I subsequentely added classifying features: as you can see in the previous video or in this one below, it is now possible to train a classifier with a desired shape and then receive in ruby the type of the moving entity, according to an accuracy threshold specified.
The improvement from my last post is the classification of multiple classes of objects instead of a single one, and the removal of the edge effect that occurred when the object was not fully in view. The video is slowed down at approx. 30% to make the labels visible for humans!

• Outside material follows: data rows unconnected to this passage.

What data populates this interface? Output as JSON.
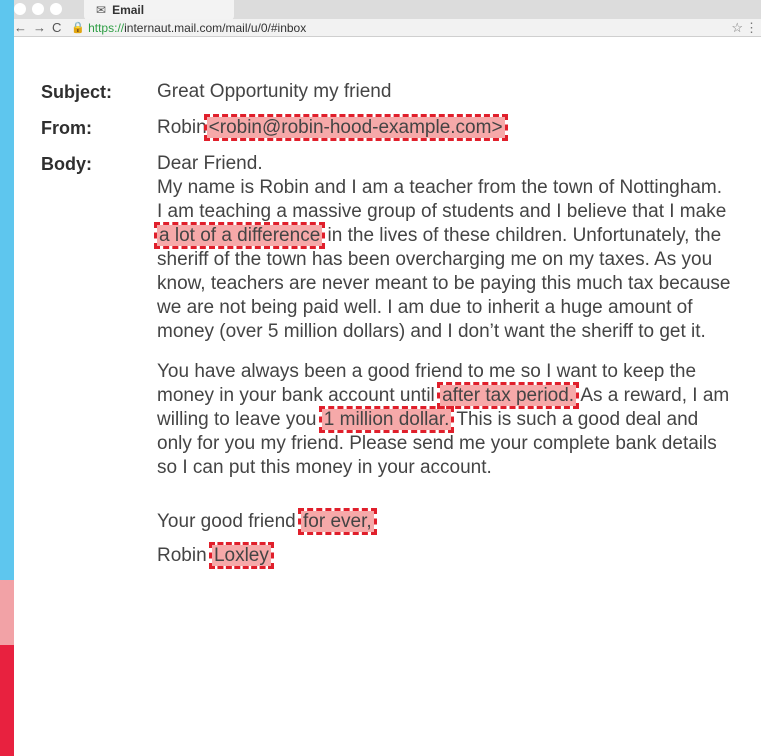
{
  "browser": {
    "tab_title": "Email",
    "url_protocol": "https://",
    "url_rest": "internaut.mail.com/mail/u/0/#inbox"
  },
  "email": {
    "subject_label": "Subject:",
    "subject": "Great Opportunity my friend",
    "from_label": "From:",
    "from_name": "Robin",
    "from_address": "<robin@robin-hood-example.com>",
    "body_label": "Body:",
    "greeting": "Dear Friend.",
    "p1_a": "My name is Robin and I am a teacher from the town of Nottingham. I am teaching a massive group of students and I believe that I make",
    "p1_hl": "a lot of a difference",
    "p1_b": "in the lives of these children. Unfortunately, the sheriff of the town has been overcharging me on my taxes. As you know, teachers are never meant to be paying this much tax because we are not being paid well. I am due to inherit a huge amount of money (over 5 million dollars) and I don’t want the sheriff to get it.",
    "p2_a": "You have always been a good friend to me so I want to keep the money in your bank account until",
    "p2_hl1": "after tax period.",
    "p2_b": "As a reward, I am willing to leave you",
    "p2_hl2": "1 million dollar.",
    "p2_c": "This is such a good deal and only for you my friend. Please send me your complete bank details so I can put this money in your account.",
    "closing_a": "Your good friend",
    "closing_hl": "for ever,",
    "sig_a": "Robin",
    "sig_hl": "Loxley"
  }
}
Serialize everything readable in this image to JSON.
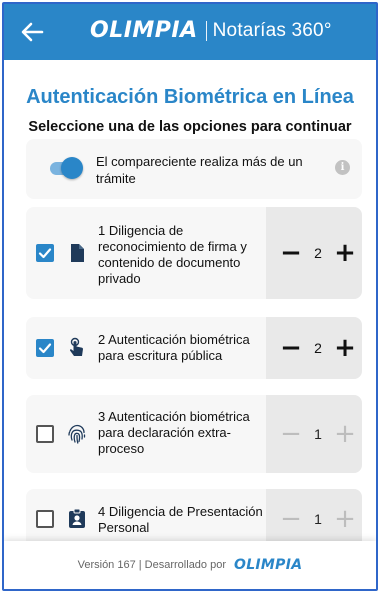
{
  "header": {
    "brand_logo": "OLIMPIA",
    "brand_subtitle": "Notarías 360°"
  },
  "page": {
    "title": "Autenticación Biométrica en Línea",
    "subtitle": "Seleccione una de las opciones para continuar"
  },
  "toggle": {
    "label": "El compareciente realiza más de un trámite",
    "enabled": true
  },
  "options": [
    {
      "label": "1 Diligencia de reconocimiento de firma y contenido de documento privado",
      "checked": true,
      "quantity": "2",
      "icon": "document-icon"
    },
    {
      "label": "2 Autenticación biométrica para escritura pública",
      "checked": true,
      "quantity": "2",
      "icon": "touch-icon"
    },
    {
      "label": "3 Autenticación biométrica para declaración extra-proceso",
      "checked": false,
      "quantity": "1",
      "icon": "fingerprint-icon"
    },
    {
      "label": "4 Diligencia de Presentación Personal",
      "checked": false,
      "quantity": "1",
      "icon": "id-badge-icon"
    }
  ],
  "stepper": {
    "minus": "−",
    "plus": "+"
  },
  "footer": {
    "text": "Versión 167 | Desarrollado por",
    "logo": "OLIMPIA"
  },
  "colors": {
    "primary": "#2a86c8",
    "frame": "#2f66c9"
  }
}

Unfortunately the manual work for the user increases linearly with the number of classes to detect. Currently i’m using multiple neural networks ( supervised learning ) as a classifier, and human intervention is necessary to decide which shapes belong to a class and which are noise before training the net. After that the shapes are generated, the user places them in appropriately labeled directories and then a training script does everything automatically:
rkj@harpoon:~/code/rmotion/v3$ ruby net/car.net sets/car/ Training count: 00000, terror: 1.26979 count: 00010, terror: 0.02167 count: 00020, terror: 0.00835 ... count: 02530, terror: 0.00004 count: 02540, terror: 0.00004 Testing EXPECTED: true 0.941322135603077 true EXPECTED: false 0.02227733085452 false rkj@harpoon:~/code/rmotion/v3$ ruby net/bike.net sets/bike/ Training count: 00000, terror: 1.46554 count: 00010, terror: 0.01378 ...
The idea to mitigate this effort is to use unsupervised learning to classify the different classes, so that if the classifier learns how a high number of objects are shaped it will be eventually able to partition them in groups, and the job of the user will be just to decide within how many groups the objects are going to be split. I didn’t decide yet the nature of the unsupervised classifier, I’ll run some tests as soon as i can get some good quality traffic footage.
The second thing that i’d like to add is a stronger object tracking algorithm, so that if the object stops or its path overlaps with another one it would be possible to track it anyway. I can implement this using some kind of feature detection other than movement or i can record the position and the full path on screen of the object and trace back the origin of disappearing/reappearing objects. The first approach sound more appealing to me, so the next step will be in that direction.